每次我穿著它們覺得別扭時,盛星挽都會用一種極其讚賞的眼光看著我。
"這樣穿多好看,景尋的眼光就是好,你以後多聽他的。"
我現在明白了。
她不是覺得我穿好看。
她是覺得,這些衣服如果穿在聞景尋身上,一定會更好看。
我把那些不屬於我的衣服全部拿出來,扔進了垃圾袋。
隻帶走了一些我原本的舊衣服和幾本書。
收拾到書桌的時候,我看到了一個沒拆封的快遞盒。
收件人是盛星挽,但電話留的是聞景尋的。
盒子沒有封嚴實,邊緣裂開了一道口子。
我本無意窺探,但裏麵露出的一角墨綠色絲絨盒子卻刺痛了我的眼睛。
那是一枚高定限量版的珠寶胸針。
上個月,盛星挽升職。
聞景尋告訴我,她一直很想要某高定品牌的一款限量版胸針。
我跑了三家門店,找了無數代購,都沒買到。
聞景尋當時安慰我說:"沒關係,心意到了就行,星挽不會怪你的。"
原來,不是買不到。
是他早就托人訂好了,直接寄到了盛星挽手裏。
他讓我去當那個買不到禮物的笨蛋,來襯托他的無所不能和神通廣大。
門鎖轉動的聲音響起。
盛星挽提著幾個購物袋走進來,心情似乎不錯。
看到我站在書桌旁,她愣了一下,隨即目光落在我腳邊的幾個大垃圾袋上。
"你收拾這麼多東西幹什麼?要出差?"
"整理一下不穿的衣服。"我把那個快遞盒推回原位。
她走過來,看了一眼那個盒子,眼神閃躲了一下,很快用身體擋住了。
"晚上孟晚棠的畫展開幕酒會,你準備一下,跟我一起去。"
孟晚棠是她的大學同學,也是圈子裏有名的青年畫家。
以前這種場合,她很少帶我去。
因為我不懂藝術,融不進她們的圈子。
"我不去。"我拒絕道。
"別鬧了,晚棠特意囑咐讓我帶家屬。"
她從購物袋裏拿出一個精致的紙盒,扔在床上。
"這是景尋剛才順便幫你挑的西裝,說很適合今晚的主題。你趕緊換上,別磨蹭。"
順便幫我挑的。
我看著那個印著某快消品牌logo的紙盒。
盛星挽自己的禮服,是手工定製的。
她送給聞景尋的禮物,是百達翡麗的腕表。
而她給我買的出席重要晚宴的西裝,是聞景尋"順便"挑的快消打折款。
"我說了我不去。

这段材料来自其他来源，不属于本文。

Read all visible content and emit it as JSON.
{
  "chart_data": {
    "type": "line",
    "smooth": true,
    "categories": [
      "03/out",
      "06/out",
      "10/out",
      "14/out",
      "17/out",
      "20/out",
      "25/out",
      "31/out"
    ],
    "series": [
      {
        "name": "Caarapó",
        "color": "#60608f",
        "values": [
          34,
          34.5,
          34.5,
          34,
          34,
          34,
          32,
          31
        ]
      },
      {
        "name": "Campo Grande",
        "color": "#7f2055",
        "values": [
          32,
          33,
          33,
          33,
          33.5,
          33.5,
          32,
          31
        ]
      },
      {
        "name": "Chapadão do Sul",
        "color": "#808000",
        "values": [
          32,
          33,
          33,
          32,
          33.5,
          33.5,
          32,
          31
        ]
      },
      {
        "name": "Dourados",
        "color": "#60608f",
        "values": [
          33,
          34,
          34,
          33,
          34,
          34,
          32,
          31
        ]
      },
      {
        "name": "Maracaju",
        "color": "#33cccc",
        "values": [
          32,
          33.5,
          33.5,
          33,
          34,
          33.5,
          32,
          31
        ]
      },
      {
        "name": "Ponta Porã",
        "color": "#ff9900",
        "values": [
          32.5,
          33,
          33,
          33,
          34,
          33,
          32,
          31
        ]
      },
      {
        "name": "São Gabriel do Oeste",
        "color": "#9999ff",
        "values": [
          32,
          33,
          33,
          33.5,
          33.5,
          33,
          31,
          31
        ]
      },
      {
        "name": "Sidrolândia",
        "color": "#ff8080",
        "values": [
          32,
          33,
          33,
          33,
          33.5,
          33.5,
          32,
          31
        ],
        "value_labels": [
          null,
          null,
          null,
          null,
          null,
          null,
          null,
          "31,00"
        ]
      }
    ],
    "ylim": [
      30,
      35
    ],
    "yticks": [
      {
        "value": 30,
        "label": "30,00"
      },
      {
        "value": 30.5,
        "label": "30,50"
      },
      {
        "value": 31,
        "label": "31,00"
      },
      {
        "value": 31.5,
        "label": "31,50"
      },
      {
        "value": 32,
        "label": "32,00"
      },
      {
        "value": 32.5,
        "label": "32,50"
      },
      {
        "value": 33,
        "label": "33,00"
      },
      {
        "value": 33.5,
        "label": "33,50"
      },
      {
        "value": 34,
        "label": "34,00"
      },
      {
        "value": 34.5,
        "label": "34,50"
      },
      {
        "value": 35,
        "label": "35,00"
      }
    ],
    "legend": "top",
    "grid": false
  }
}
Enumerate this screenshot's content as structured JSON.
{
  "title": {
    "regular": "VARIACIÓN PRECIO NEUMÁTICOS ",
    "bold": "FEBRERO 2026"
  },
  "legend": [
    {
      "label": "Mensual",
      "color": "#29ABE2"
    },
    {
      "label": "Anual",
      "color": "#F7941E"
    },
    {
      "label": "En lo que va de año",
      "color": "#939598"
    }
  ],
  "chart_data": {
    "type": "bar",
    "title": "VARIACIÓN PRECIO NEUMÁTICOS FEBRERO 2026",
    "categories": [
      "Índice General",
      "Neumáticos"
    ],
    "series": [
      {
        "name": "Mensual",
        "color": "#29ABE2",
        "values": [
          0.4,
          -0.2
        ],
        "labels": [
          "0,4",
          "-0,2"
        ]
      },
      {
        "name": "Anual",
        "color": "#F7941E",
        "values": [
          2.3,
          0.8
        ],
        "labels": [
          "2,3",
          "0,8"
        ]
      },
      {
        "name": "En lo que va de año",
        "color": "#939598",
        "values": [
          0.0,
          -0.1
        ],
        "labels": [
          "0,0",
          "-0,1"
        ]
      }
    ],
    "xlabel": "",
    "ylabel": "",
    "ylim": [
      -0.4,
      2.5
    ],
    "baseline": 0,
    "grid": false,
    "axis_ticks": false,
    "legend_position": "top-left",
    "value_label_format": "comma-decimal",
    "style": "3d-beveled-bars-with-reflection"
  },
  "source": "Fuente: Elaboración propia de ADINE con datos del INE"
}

"我重複了一遍。
盛星挽的耐心瞬間耗盡。
"賀川柏,你到底有完沒完?我為了哄你,專門去給你買了衣服,你還要甩臉色給誰看?"
她上前一步,用力攥住我的右手手腕。
"你今天去也得去,不去也得去!別讓我朋友覺得我連個男人都管教不好。"
她抓的地方,正好是我三天前被倒塌的書架劃傷、剛縫完針的位置。
劇烈的疼痛瞬間順著神經蔓延開來。
我疼得倒吸了一口涼氣,額頭上滲出冷汗。
"放手......疼。"
她不僅沒鬆手,反而更加用力地捏緊。
"疼?你裝什麼裝?以前讓你搬那麼多快遞上樓你怎麼不喊疼?"
"盛星挽!我手腕有傷!"我咬著牙,聲音打顫。
她愣了一下,這才低下頭。
隔著薄薄的長袖襯衫,殷紅的血跡已經滲透出來,暈染成一塊硬幣大小的紅斑。
她猛地鬆開手,眼神有一瞬間的慌亂。
"你......你手怎麼弄的?"
我捂著手腕,看著這個我愛了四年的女人。
三天前,書架倒下來的那一刻,她明明在場。
但她眼裏隻有被灰塵嗆得咳嗽的聞景尋。
她根本沒看到被鐵釘劃開皮肉的我。
"不小心劃的。"
我轉過身,從抽屜裏拿出備用的紗布。
"我去換衣服。"
我妥協了。
不是因為怕她。
而是因為,我突然很想看看。
今晚的這場酒會上,聞景尋還會給我準備什麼驚喜。